Wirtschaft bei Al-Quds Al-Arabi am 16.06.2010
Am heutigen Mittwoch, den 16.06.2010 blickt arabic info auf die Wirtschaftsschlagzeilen der transnationalen, in London erscheinenden arabischen Tageszeitung „Al-Quds Al-Arabi“. Zunächst die Schlagzeilen im Überblick:
Arabische Banken wollen in den kleinen, aber lukrativen syrischen Markt
Magere Weizenernte in Syrien – Regierung wird importieren müssen
Saudi-Arabien wird dieses Jahr zwei Tonnen Weizen importieren
Mehrheit der Börsen im Nahen Osten rückläufig - Warten auf Ergebnisse des zweiten Quartals
Irakisches Ölministerium gibt ausländischen Firmen Informationen zur Entwicklung dreier Gasfelder
Iran gewährt Unternehmen aus der Region Gasverträge im Wert von 21 Milliarden Dollar
30 Milliarden Barrel in Ölfeld des südiranischen Arvand-Kenar entdeckt
Saudi-Arabien stellt mit dem „Ghazal“ erstes Auto aus einheimischer Produktion vor
Ölpreis über 76 Dollar - Erwartung schrumpfender US-Reserven
Amerikanische Hilfe für libanesischen Wassersektor
Japanische Zentralbank gibt Banken Milliardenkredite um Wirtschaft anzukurbeln
Agentur Fitch stuft BP wegen Ölverschmutzung herab
Chinesischer Ministerpräsident ruft zur Verbesserung der Lage der Arbeiter auf
Zeitungsberichte: Spanische Banken leihen sich Geld von EZB
EU verspricht Milleniumsziele der Entwicklungshilfe zu erreichen
Presseberichte: China will riesige Investitionssummen nach Griechenland pumpen
BP muss zur Befragung vor US-Kongress
Euro sinkt nach Herabstufung griechischer Schulden wieder
Featured article von heute ist der Bericht über das Drängen arabischer Banken auf den syrischen Markt:
Arabische Banken wollen auf kleinen aber lukrativen syrischen Markt
Damaskus von Khaled Yakoub Ouweis
Nach Jahrzehnten staatlicher Vorherrschaft und Isoliertheit sorgt Syrien für eine Lockerung der Beschränkungen des Bankwesens und eröffnet internationalen Banken auf einem der letzten noch unerschlossenen arabischen Märkte in Zukunft reizvolle Möglichkeiten.
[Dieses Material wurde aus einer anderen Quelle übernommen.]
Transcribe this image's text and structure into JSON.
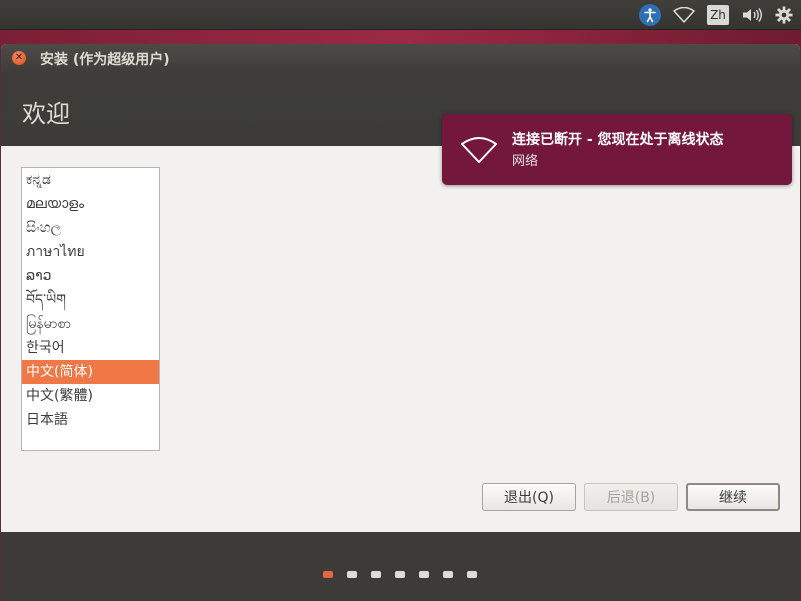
{
  "top_panel": {
    "icons": [
      "accessibility-icon",
      "wifi-icon",
      "keyboard-layout-indicator",
      "volume-icon",
      "gear-icon"
    ],
    "keyboard_indicator": "Zh"
  },
  "window": {
    "title": "安装 (作为超级用户)",
    "heading": "欢迎"
  },
  "language_list": {
    "items": [
      {
        "label": "ಕನ್ನಡ"
      },
      {
        "label": "മലയാളം"
      },
      {
        "label": "සිංහල"
      },
      {
        "label": "ภาษาไทย"
      },
      {
        "label": "ລາວ"
      },
      {
        "label": "བོད་ཡིག"
      },
      {
        "label": "မြန်မာစာ"
      },
      {
        "label": "한국어"
      },
      {
        "label": "中文(简体)"
      },
      {
        "label": "中文(繁體)"
      },
      {
        "label": "日本語"
      }
    ],
    "selected_index": 8
  },
  "buttons": {
    "quit": "退出(Q)",
    "back": "后退(B)",
    "continue": "继续"
  },
  "progress": {
    "steps_total": 7,
    "current_step": 1
  },
  "notification": {
    "title": "连接已断开 - 您现在处于离线状态",
    "body": "网络"
  },
  "colors": {
    "accent_selected": "#f07746",
    "notification_bg": "#74173d",
    "active_dot": "#e0683c"
  }
}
So haben große regionale Banken, wie die jordanische Arab Bank, die Qatar National Bank und die libanesische Bank Audi, die Zahl ihrer Filialen im letzten Jahr auf 145 ausgebaut, verglichen mit 83 in 2008, und dies trotz finanzieller und währungsbezogener Beschränkungen.
Obwohl westliche Banken sich herausziehen, haben 13 jüngst auf den Markt gekommene Banken ihr Kapital in Syrien auf neun Milliarden Dollar aufgestockt, von insgesamt 43 Milliarden Dollar Bankkapital in dem Land. Ein Banker meint, diese Zahl werde in drei Jahren auf das dreifache steigen.
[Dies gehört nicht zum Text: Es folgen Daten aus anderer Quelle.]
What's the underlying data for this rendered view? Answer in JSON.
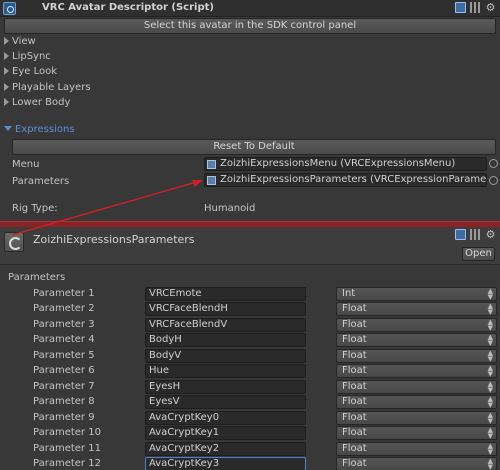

„Die Bedingungen in Syrien sind keine hervorragenden. Doch wenn die Reformen andauern, wird Syrien innerhalb von fünf Jahren zu einem der wichtigsten Märkte des Nahen Ostens“, sagt Hassan Heikal, Vorstandsvorsitzender der Finanzgruppe Hermes. Diese will in Syrien einen privaten Investitionsfonds mit einem Volumen zwischen 250 und 300 Millionen Dollar auflegen.
Die Expansion hat Syrien zu vorsichtigen Schritten in Richtung Liberalisierung gebracht, begonnen von Präsident Bashar Al-Assad, welcher im Jahre 2000 seinem verstorbenen Vater Hafez Al-Assad nachfolgte.